Temos medo, mas também temos coragem para lutar. Por isso, estivemos lá no sábado e estamos aqui hoje. É necessário. E é urgente.
Vivenciamos na pele o preconceito e a luta. Nós, que somos negros, mulheres, LGBTs, refugiados, todos temos em comum as batalhas que travamos juntos pela vida. Os que não são minorias sociais, mas estiveram nas manifestações, demonstram empatia, sentimento tão notável entre os fãs de Harry Potter que já foi tema de pesquisa científica: um estudo chegou à conclusão de que a leitura da série muda a percepção dos jovens sobre grupos estigmatizados e os torna menos propensos a discriminá-los.
Para nós, existir tal como somos é um ato político. É político sair às ruas todos os dias, sempre prontos a ouvir, sem fraquejar, insultos, baixarias, piadas, “brincadeiras” que nos destroem. Nos unimos a uma política que não passa necessariamente pelos corredores de um parlamento qualquer, mas que corre em nosso sangue. No sábado, demonstramos a todos que também somos capazes de fazer política para afastar o perigo de um candidato que é contra nossa existência e pode pôr em risco o pouco que conquistamos.

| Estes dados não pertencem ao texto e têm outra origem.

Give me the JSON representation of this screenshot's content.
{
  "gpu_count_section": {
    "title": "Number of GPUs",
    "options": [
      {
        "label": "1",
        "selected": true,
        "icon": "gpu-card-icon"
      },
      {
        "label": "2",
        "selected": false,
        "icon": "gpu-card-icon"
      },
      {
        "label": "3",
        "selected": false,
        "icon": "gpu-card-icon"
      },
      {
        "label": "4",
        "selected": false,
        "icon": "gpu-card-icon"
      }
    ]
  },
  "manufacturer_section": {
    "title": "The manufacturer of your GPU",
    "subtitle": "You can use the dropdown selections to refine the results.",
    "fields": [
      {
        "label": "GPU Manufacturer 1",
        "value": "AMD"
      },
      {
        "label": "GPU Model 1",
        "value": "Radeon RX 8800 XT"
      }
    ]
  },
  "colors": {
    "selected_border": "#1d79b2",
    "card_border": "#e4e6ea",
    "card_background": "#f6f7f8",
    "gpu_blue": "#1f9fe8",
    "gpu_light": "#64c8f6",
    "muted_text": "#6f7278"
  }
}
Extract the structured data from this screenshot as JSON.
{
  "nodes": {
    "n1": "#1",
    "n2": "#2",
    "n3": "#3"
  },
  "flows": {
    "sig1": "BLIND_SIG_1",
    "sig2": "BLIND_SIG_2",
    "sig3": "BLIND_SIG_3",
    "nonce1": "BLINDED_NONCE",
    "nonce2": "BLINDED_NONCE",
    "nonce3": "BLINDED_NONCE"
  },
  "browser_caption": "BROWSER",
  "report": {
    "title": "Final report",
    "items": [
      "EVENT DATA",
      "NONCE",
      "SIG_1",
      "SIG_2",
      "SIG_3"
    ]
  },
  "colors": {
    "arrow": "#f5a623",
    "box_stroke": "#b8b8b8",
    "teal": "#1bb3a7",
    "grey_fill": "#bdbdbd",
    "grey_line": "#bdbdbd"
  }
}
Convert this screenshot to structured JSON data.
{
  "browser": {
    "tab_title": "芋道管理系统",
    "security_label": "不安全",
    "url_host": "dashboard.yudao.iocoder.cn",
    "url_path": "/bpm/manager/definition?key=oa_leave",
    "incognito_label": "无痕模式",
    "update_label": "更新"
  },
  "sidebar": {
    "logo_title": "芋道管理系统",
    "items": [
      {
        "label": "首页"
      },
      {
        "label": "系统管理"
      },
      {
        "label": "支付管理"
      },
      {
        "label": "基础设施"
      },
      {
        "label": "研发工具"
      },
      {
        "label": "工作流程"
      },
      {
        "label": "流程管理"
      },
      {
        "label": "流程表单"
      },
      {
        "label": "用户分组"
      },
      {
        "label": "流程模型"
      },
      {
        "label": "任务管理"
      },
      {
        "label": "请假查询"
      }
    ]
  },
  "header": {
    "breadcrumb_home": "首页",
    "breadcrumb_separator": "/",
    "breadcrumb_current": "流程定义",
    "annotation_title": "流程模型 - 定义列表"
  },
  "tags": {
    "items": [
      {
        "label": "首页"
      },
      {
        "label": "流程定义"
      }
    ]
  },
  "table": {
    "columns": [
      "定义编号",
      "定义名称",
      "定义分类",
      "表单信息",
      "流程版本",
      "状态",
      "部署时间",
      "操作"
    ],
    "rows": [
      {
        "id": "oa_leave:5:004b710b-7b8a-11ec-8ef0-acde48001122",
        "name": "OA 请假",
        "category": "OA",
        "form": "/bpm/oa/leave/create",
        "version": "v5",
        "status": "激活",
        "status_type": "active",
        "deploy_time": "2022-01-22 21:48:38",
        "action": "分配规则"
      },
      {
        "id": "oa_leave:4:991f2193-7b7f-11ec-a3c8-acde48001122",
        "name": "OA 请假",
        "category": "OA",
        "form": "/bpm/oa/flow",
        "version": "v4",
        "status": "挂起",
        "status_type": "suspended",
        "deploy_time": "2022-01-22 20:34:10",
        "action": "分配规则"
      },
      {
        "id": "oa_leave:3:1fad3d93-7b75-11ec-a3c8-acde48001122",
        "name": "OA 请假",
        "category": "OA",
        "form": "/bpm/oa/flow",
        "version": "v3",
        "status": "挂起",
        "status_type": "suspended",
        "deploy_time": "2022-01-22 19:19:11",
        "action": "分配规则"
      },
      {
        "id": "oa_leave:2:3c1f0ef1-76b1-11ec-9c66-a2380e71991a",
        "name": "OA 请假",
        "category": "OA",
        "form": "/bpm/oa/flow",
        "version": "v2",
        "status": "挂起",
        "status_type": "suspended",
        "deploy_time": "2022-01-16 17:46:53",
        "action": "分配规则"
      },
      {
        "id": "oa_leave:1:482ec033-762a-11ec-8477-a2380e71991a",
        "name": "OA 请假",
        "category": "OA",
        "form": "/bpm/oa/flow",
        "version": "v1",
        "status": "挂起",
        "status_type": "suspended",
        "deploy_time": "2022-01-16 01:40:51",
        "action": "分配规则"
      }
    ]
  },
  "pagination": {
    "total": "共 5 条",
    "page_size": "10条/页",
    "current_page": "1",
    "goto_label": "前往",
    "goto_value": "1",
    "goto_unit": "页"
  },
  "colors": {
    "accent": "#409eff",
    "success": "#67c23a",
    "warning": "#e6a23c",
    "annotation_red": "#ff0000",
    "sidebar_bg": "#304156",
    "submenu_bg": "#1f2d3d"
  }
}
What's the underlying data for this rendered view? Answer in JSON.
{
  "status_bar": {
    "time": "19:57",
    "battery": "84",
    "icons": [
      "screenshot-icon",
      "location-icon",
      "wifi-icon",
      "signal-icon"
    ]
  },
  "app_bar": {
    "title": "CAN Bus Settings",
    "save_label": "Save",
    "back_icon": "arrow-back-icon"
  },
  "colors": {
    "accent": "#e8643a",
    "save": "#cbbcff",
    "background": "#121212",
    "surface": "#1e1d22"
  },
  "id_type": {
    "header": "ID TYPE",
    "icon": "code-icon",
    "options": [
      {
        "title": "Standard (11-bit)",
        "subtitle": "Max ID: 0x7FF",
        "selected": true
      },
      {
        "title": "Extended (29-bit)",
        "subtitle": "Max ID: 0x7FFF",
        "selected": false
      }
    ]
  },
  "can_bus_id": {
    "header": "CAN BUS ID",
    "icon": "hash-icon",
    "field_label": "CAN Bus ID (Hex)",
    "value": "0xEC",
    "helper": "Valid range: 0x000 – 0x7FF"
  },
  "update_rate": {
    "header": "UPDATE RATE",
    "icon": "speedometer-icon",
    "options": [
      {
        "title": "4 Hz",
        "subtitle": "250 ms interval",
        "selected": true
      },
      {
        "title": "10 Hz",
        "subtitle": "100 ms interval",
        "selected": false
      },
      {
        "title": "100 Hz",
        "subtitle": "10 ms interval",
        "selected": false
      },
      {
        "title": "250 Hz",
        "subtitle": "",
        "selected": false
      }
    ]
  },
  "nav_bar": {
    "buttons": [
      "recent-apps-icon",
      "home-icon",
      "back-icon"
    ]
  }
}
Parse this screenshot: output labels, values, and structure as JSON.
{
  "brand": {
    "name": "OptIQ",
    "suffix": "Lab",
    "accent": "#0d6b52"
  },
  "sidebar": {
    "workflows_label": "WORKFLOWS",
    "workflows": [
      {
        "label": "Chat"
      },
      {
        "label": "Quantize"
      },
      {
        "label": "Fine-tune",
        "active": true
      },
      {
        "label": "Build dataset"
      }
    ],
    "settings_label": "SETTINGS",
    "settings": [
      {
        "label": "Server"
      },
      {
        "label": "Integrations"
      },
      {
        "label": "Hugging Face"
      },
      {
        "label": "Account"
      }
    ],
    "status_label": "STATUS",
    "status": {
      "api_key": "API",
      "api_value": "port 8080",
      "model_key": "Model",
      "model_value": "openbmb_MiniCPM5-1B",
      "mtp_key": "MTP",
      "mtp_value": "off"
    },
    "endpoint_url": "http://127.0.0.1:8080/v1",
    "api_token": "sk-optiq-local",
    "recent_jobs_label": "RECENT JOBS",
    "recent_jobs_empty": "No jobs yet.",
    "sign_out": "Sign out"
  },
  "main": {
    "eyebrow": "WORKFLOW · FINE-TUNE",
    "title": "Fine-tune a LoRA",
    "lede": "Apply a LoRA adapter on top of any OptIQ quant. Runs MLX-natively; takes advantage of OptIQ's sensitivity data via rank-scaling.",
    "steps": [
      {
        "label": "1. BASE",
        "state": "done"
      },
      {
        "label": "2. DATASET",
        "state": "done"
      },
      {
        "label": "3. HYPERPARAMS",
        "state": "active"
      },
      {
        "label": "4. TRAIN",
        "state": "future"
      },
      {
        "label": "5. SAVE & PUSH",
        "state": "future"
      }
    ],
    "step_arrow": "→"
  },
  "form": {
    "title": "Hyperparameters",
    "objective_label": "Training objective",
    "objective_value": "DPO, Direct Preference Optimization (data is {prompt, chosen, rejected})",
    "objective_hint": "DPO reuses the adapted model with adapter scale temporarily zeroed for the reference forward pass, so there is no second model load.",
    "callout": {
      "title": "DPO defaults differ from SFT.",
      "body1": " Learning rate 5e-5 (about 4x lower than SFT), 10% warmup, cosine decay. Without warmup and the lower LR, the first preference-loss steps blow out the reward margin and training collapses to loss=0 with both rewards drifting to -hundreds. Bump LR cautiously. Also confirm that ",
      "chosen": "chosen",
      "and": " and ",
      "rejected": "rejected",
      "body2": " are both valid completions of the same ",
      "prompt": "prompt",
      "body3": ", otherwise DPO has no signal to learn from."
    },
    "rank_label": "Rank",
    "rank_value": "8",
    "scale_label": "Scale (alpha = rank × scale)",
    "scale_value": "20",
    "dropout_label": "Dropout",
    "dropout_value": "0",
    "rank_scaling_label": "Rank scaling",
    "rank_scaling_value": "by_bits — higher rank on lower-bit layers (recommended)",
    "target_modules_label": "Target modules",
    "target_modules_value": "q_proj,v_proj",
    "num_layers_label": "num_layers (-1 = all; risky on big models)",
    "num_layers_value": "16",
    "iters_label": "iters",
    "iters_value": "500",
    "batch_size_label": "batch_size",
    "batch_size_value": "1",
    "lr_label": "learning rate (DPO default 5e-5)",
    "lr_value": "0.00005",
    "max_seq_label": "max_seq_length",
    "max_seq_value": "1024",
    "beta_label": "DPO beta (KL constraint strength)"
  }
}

Identificamos esta mesma política em Harry Potter na resistência, na coragem, na consciência coletiva de que Lorde Voldemort não podia voltar ao poder e contaminar o mundo bruxo com o horror, com o medo, com a morte, não, não… Ele, não.
Aos fãs apolíticos, sentimos informar: a série Harry Potter é puramente política. A Ordem da Fênix, como organização de luta e resistência, é política. A Armada de Dumbledore, pondo-se à frente da tirania de Dolores Umbridge, é política. Dumbledore e Newt se unindo para lutar contra o fascismo de Grindelwald, que pregava a supremacia bruxa sobre trouxas, é política. O Fundo de Apoio à Libertação dos Elfos Domésticos (F.A.L.E.), tão ridicularizado e incompreendido, é luta pelos direitos das minorias, é resistência e é política.
J. K. Rowling se preocupou em estabelecer instâncias claras de poder no mundo bruxo. O Ministério da Magia é a evidência mais óbvia de como é possível utilizar-se do poder para fazer mal àqueles que deveriam ser, em primeiro lugar, defendidos. A lição nos parece clara: a democracia é uma entidade frágil com a qual não se brinca, que deve ser alimentada todos os dias de modo a se fortalecer.
Neste momento tão dramático na vida brasileira, o POTTERISH é coerente com sua história e com Harry Potter. Não podemos deixar de fazer política. Pedimos, ou mais do que isso, ordenamos: Ele, não!
Fizeram política os que foram e os que não foram às ruas, mas mantiveram suas varinhas erguidas onde quer que estivessem. Fazem política aqueles que leem Harry Potter compreendendo devidamente a mensagem de inclusão, de paz e de harmonia social – valores pelos quais devemos prezar incondicionalmente.
Não vivemos o horror, em Harry Potter e em nossas próprias peles, para permitir que o mal triunfe sem que nada façamos. As varinhas se erguem no luto e na luta. Não é o momento de baixá-las. Ele, não! Ele, nunca!